Lucia Rojas-Smith, M.P.H., Dr.P.H., BreathEasy Evaluation Lead, RTI International
Summer arrived in Maryland over the holiday weekend with searing temperatures in the 90s, high humidity and a plague of black biting flies. I don’t ever recall seeing spring leave in such a huff without so much as an “until we meet again.” My only mental escape was to begin planning for my annual retreat to Deer Isle, Maine. The escape was short-lived as I also needed to finalize the BreathEasy evaluation protocol and write this post about it before the weekend was over. It occurred to me, as I was pulling weeds in the sweltering heat, that planning for evaluation and planning for a trip are really very similar. In planning an evaluation or a trip, what you take and what you leave behind set the stage for the journey. If you’ve planned well, your chances of achieving your goal without undue stress are exponentially enhanced. If planning goes by the wayside, you may find yourself buying an overpriced pair of dress shoes (assuming you can even find a department store two hours before the wedding) or wearing running shoes with your suit and becoming the butt of family jokes for years to come.
As I pack for a trip, every single item in my suitcase is put in and taken out at least twice. Each item has to pass three criteria: 1) It must be essential; 2) It must complement at least two other outfits; 3) The amount of space it takes up must be commensurate to its utility. The criteria for selecting the final measures for the evaluation are essentially the same. All items that make the final cut must: 1) Be critical to the measuring of the process or outcome; 2) Complement other items to form a more cohesive understanding of the process or outcome; 3) Be worth the burden of collection.
Good evaluation, much like packing well, involves trade-offs, so identifying what is critical involves careful attention to a logic model and revisiting assumptions periodically. We began developing the evaluation many months ago. Over that time, we became quite attached to all the measures we selected, because each represented something important to each member of the evaluation team. It was hard giving them up! However, we now have a much clearer sense than we did at the beginning of the project of what the BreathEasy application will do and how it will be used. As we weighed the pros and cons of dropping each item, we had to ask: Do we really think BreathEasy will lead to this outcome or engage this process and, if so, why? Is it even the most important outcome or process? Without a logic model and a set of explicit selection criteria it would have been very difficult for us to make the cuts in a reasoned fashion. Even so, we may have more measures than we can collect, so the decisions become even more focused on the critical pathways to key outcomes.
Deciding what to bring and what to leave behind is largely determined by what you want to do once you reach your destination. The BreathEasy application, we hypothesize, will lead clinicians to make better – or at least more timely — treatment decisions, which will result in improved asthma-related health outcomes for their patients. The health outcome measures easily make the critical list, but as we envision how BreathEasy will be used by clinicians it becomes obvious that we have to understand how the application will impact communication and clinical workflow. If we reach the end of the journey and cannot explain why clinicians changed (or didn’t change) their treatment practices, the whole trip would be a bust.
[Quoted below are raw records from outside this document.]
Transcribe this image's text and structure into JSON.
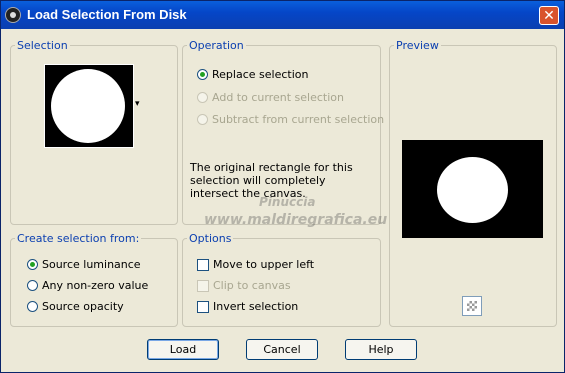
{
  "window": {
    "title": "Load Selection From Disk",
    "close_label": "✕"
  },
  "selection": {
    "legend": "Selection",
    "dropdown_arrow": "▾"
  },
  "operation": {
    "legend": "Operation",
    "options": [
      {
        "label": "Replace selection",
        "checked": true,
        "enabled": true
      },
      {
        "label": "Add to current selection",
        "checked": false,
        "enabled": false
      },
      {
        "label": "Subtract from current selection",
        "checked": false,
        "enabled": false
      }
    ],
    "info": "The original rectangle for this selection will completely intersect the canvas."
  },
  "preview": {
    "legend": "Preview"
  },
  "create": {
    "legend": "Create selection from:",
    "options": [
      {
        "label": "Source luminance",
        "checked": true
      },
      {
        "label": "Any non-zero value",
        "checked": false
      },
      {
        "label": "Source opacity",
        "checked": false
      }
    ]
  },
  "options": {
    "legend": "Options",
    "items": [
      {
        "label": "Move to upper left",
        "checked": false,
        "enabled": true
      },
      {
        "label": "Clip to canvas",
        "checked": false,
        "enabled": false
      },
      {
        "label": "Invert selection",
        "checked": false,
        "enabled": true
      }
    ]
  },
  "watermark": {
    "line1": "Pinuccia",
    "line2": "www.maldiregrafica.eu"
  },
  "buttons": {
    "load": "Load",
    "cancel": "Cancel",
    "help": "Help"
  }
}
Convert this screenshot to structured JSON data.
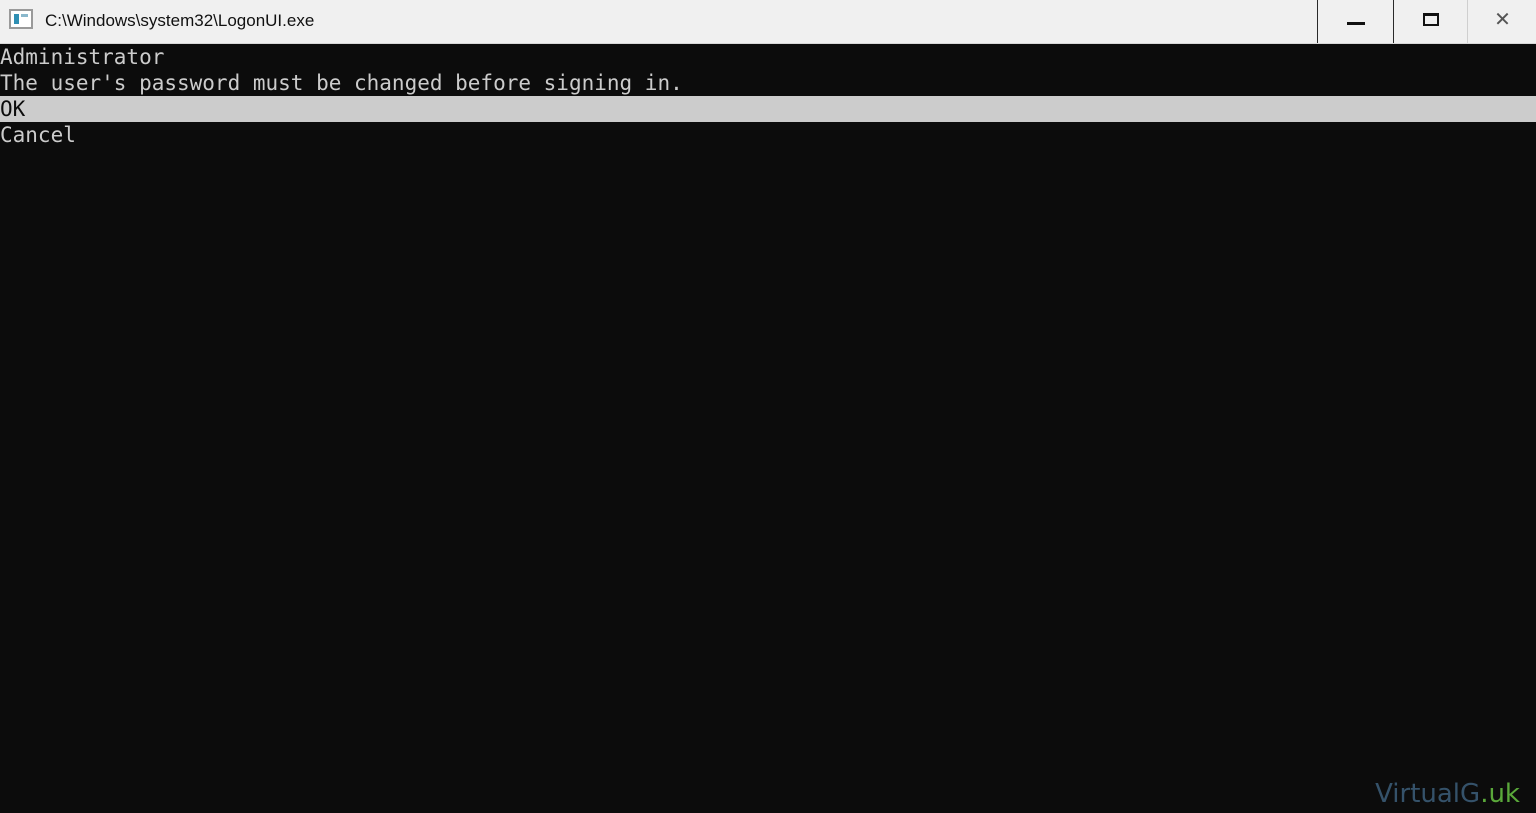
{
  "window": {
    "title": "C:\\Windows\\system32\\LogonUI.exe",
    "icon": "console-window-icon",
    "controls": {
      "minimize": "minimize-icon",
      "maximize": "maximize-icon",
      "close_glyph": "✕"
    }
  },
  "console": {
    "username": "Administrator",
    "message": "The user's password must be changed before signing in.",
    "options": [
      {
        "label": "OK",
        "selected": true
      },
      {
        "label": "Cancel",
        "selected": false
      }
    ]
  },
  "watermark": {
    "main": "VirtualG",
    "accent": ".uk"
  },
  "colors": {
    "console_background": "#0c0c0c",
    "console_text": "#cccccc",
    "selection_background": "#cccccc",
    "titlebar_background": "#f0f0f0",
    "watermark_main": "#35526a",
    "watermark_accent": "#5aa83a"
  }
}
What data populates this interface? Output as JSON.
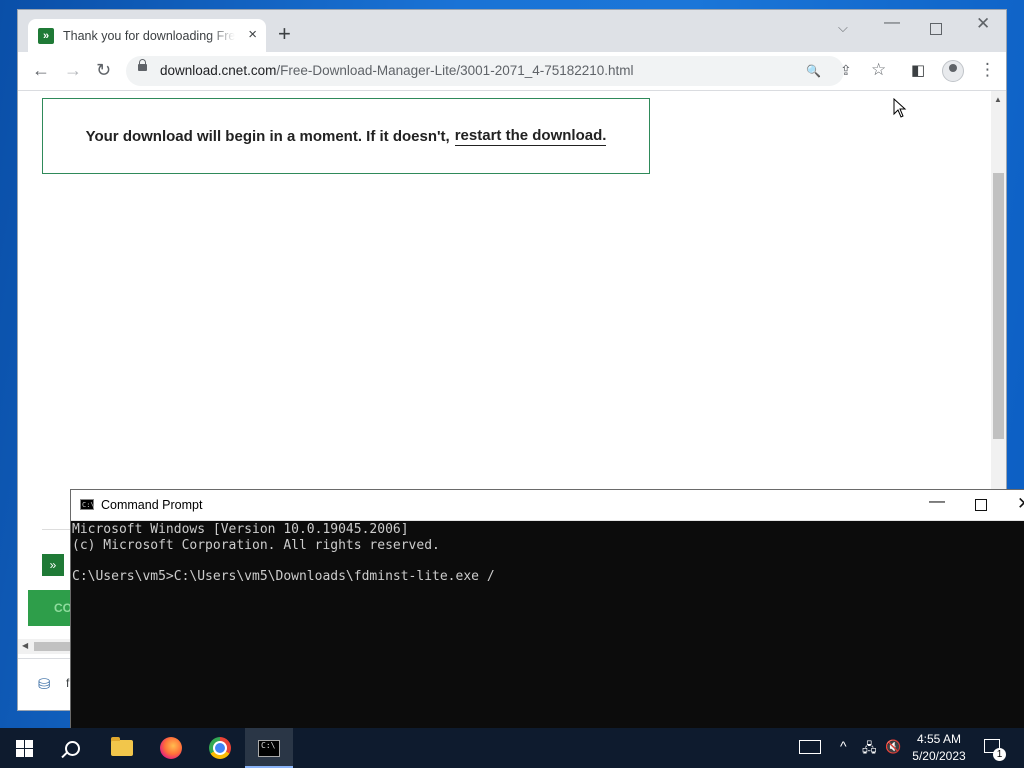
{
  "browser": {
    "tab": {
      "title": "Thank you for downloading Free Download Manager Lite",
      "favicon": "double-chevron-icon",
      "close_icon": "×"
    },
    "new_tab_icon": "+",
    "tab_search_icon": "⌵",
    "window_controls": {
      "minimize": "—",
      "close": "✕"
    },
    "nav": {
      "back": "←",
      "forward": "→",
      "reload": "↻"
    },
    "address": {
      "host": "download.cnet.com",
      "path": "/Free-Download-Manager-Lite/3001-2071_4-75182210.html"
    },
    "omnibox_icons": {
      "search": "🔍",
      "share": "⇪",
      "bookmark": "☆"
    },
    "side_panel_icon": "◧",
    "menu_icon": "⋮",
    "page": {
      "banner_text": "Your download will begin in a moment. If it doesn't,",
      "banner_link": "restart the download.",
      "green_badge": "»",
      "green_button": "CO",
      "shelf_text": "f"
    }
  },
  "cmd": {
    "title": "Command Prompt",
    "controls": {
      "minimize": "—",
      "close": "✕"
    },
    "lines": [
      "Microsoft Windows [Version 10.0.19045.2006]",
      "(c) Microsoft Corporation. All rights reserved.",
      "",
      "C:\\Users\\vm5>C:\\Users\\vm5\\Downloads\\fdminst-lite.exe /"
    ]
  },
  "taskbar": {
    "clock_time": "4:55 AM",
    "clock_date": "5/20/2023",
    "notification_count": "1",
    "tray": {
      "chevron": "^",
      "network": "🖧",
      "volume": "🔇"
    }
  },
  "colors": {
    "banner_border": "#2f8a5a",
    "cnet_green": "#1f7a36",
    "taskbar": "#0e1b2e"
  }
}
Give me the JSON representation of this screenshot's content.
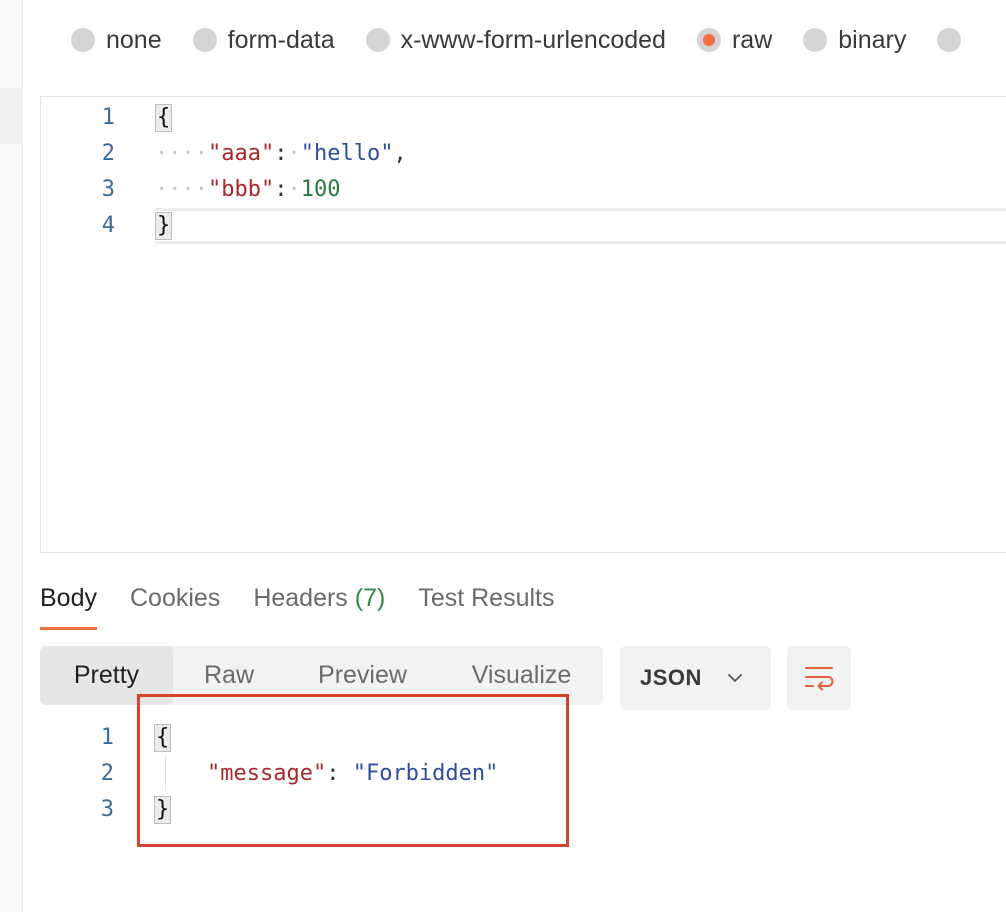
{
  "body_types": [
    {
      "label": "none",
      "checked": false
    },
    {
      "label": "form-data",
      "checked": false
    },
    {
      "label": "x-www-form-urlencoded",
      "checked": false
    },
    {
      "label": "raw",
      "checked": true
    },
    {
      "label": "binary",
      "checked": false
    }
  ],
  "request_editor": {
    "line_numbers": [
      "1",
      "2",
      "3",
      "4"
    ],
    "open_brace": "{",
    "close_brace": "}",
    "key1": "\"aaa\"",
    "value1": "\"hello\"",
    "key2": "\"bbb\"",
    "value2": "100"
  },
  "response_tabs": {
    "body": "Body",
    "cookies": "Cookies",
    "headers": "Headers",
    "headers_count": "(7)",
    "test_results": "Test Results"
  },
  "view_modes": [
    "Pretty",
    "Raw",
    "Preview",
    "Visualize"
  ],
  "format_select": {
    "selected": "JSON"
  },
  "response_body": {
    "line_numbers": [
      "1",
      "2",
      "3"
    ],
    "open_brace": "{",
    "close_brace": "}",
    "key": "\"message\"",
    "value": "\"Forbidden\""
  },
  "colors": {
    "accent": "#ef6f3c",
    "highlight_box": "#d8432f",
    "json_key": "#a8282b",
    "json_string": "#2f4f9a",
    "json_number": "#2c7a3a",
    "headers_count": "#2f8a44"
  }
}
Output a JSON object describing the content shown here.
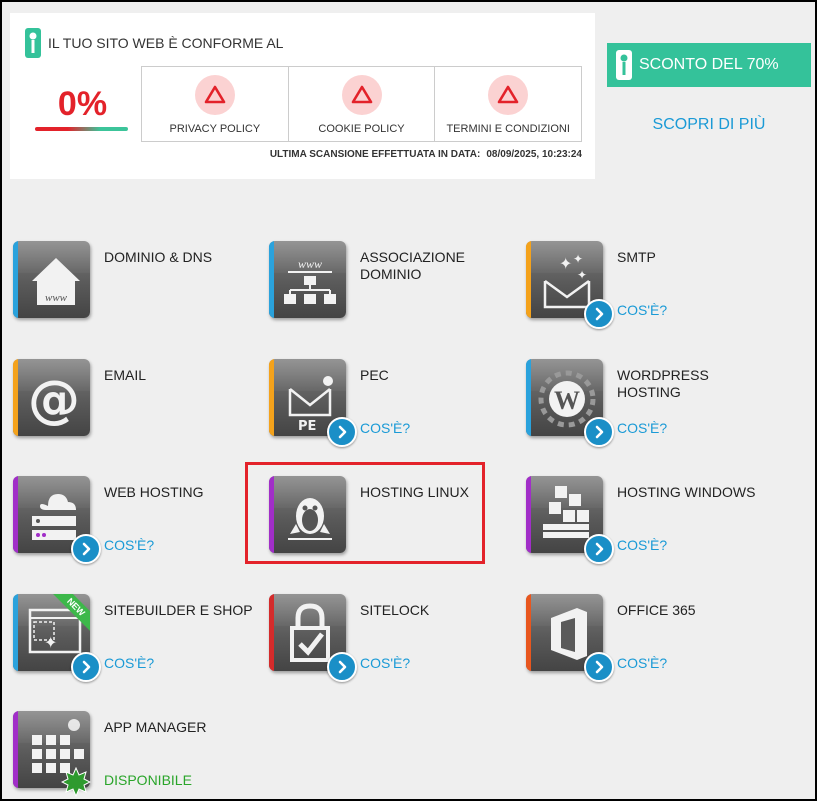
{
  "compliance": {
    "title": "IL TUO SITO WEB È CONFORME AL",
    "percent": "0%",
    "policies": [
      {
        "label": "PRIVACY POLICY"
      },
      {
        "label": "COOKIE POLICY"
      },
      {
        "label": "TERMINI E CONDIZIONI"
      }
    ],
    "scan_label": "ULTIMA SCANSIONE EFFETTUATA IN DATA:",
    "scan_date": "08/09/2025, 10:23:24"
  },
  "promo": {
    "button_label": "SCONTO DEL 70%",
    "link_label": "SCOPRI DI PIÙ"
  },
  "colors": {
    "accent_green": "#34c29a",
    "link_blue": "#1a9ad6",
    "alert_red": "#e3222a",
    "available_green": "#2aa52a"
  },
  "services": [
    {
      "label": "DOMINIO & DNS",
      "icon": "house-www-icon",
      "accent": "#2aa2dc"
    },
    {
      "label": "ASSOCIAZIONE DOMINIO",
      "icon": "www-network-icon",
      "accent": "#2aa2dc"
    },
    {
      "label": "SMTP",
      "icon": "mail-stars-icon",
      "accent": "#f4a21b",
      "link": "COS'È?"
    },
    {
      "label": "EMAIL",
      "icon": "at-sign-icon",
      "accent": "#f4a21b"
    },
    {
      "label": "PEC",
      "icon": "pec-mail-icon",
      "accent": "#f4a21b",
      "link": "COS'È?"
    },
    {
      "label": "WORDPRESS HOSTING",
      "icon": "wordpress-icon",
      "accent": "#2aa2dc",
      "link": "COS'È?"
    },
    {
      "label": "WEB HOSTING",
      "icon": "server-cloud-icon",
      "accent": "#a12ec8",
      "link": "COS'È?"
    },
    {
      "label": "HOSTING LINUX",
      "icon": "linux-penguin-icon",
      "accent": "#a12ec8"
    },
    {
      "label": "HOSTING WINDOWS",
      "icon": "stacked-cubes-icon",
      "accent": "#a12ec8",
      "link": "COS'È?"
    },
    {
      "label": "SITEBUILDER E SHOP",
      "icon": "sitebuilder-icon",
      "accent": "#2aa2dc",
      "link": "COS'È?",
      "badge": "NEW"
    },
    {
      "label": "SITELOCK",
      "icon": "padlock-check-icon",
      "accent": "#d42b2b",
      "link": "COS'È?"
    },
    {
      "label": "OFFICE 365",
      "icon": "office-icon",
      "accent": "#e8561e",
      "link": "COS'È?"
    },
    {
      "label": "APP MANAGER",
      "icon": "app-grid-icon",
      "accent": "#a12ec8",
      "link": "DISPONIBILE"
    }
  ]
}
However, capturing communication and workflow in a clinical setting or, as Co-Investigator Stephen Rothemich says, “following the bouncing ball” is a daunting task. We developed a laundry list of measures for our clinician baseline and follow-up surveys, but concluded that these items were impractical and highly imperfect methods of capturing a complex process that changes daily and from patient to patient.
So, short of following clinicians around the office with clipboards for six months, what is the alternative? The alternative is leveraging the analytics from the BreathEasy dashboard and developing a process to document communications among the nurses, doctors and patients in response to BreathEasy. The timestamp and unique user identification number allows us to readily track the frequency and duration of BreathEasy use by clinicians. More granular information is captured in a message abstraction form that nurses complete after they review the dashboard. The form is designed to track each communication to a physician or patient to its final disposition. We will be able to assess, for example, how many dashboard reviews resulted in prescription refills or calls to the patients, as well as the reasons for the calls. We’ve tried to keep the form simple, but we recognize that it may be burdensome to complete – especially if there are multiple points of communication and interaction involving the physician, nurse and patient that need to be documented.
We also recognize that the message abstraction form may overlook some key step or process. Another truism of trip planning applies here as well: some of the best moments on a trip are unplanned, and being open to the moment is as essential as a guidebook or GPS. BreathEasy is moving into uncharted waters; we can’t possibly plan for or foresee every possible impact it will have on communication and workflow. Validating our hypotheses about these processes may be gratifying, but it’s the prospect of learning something new and unexpected that makes the trip memorable.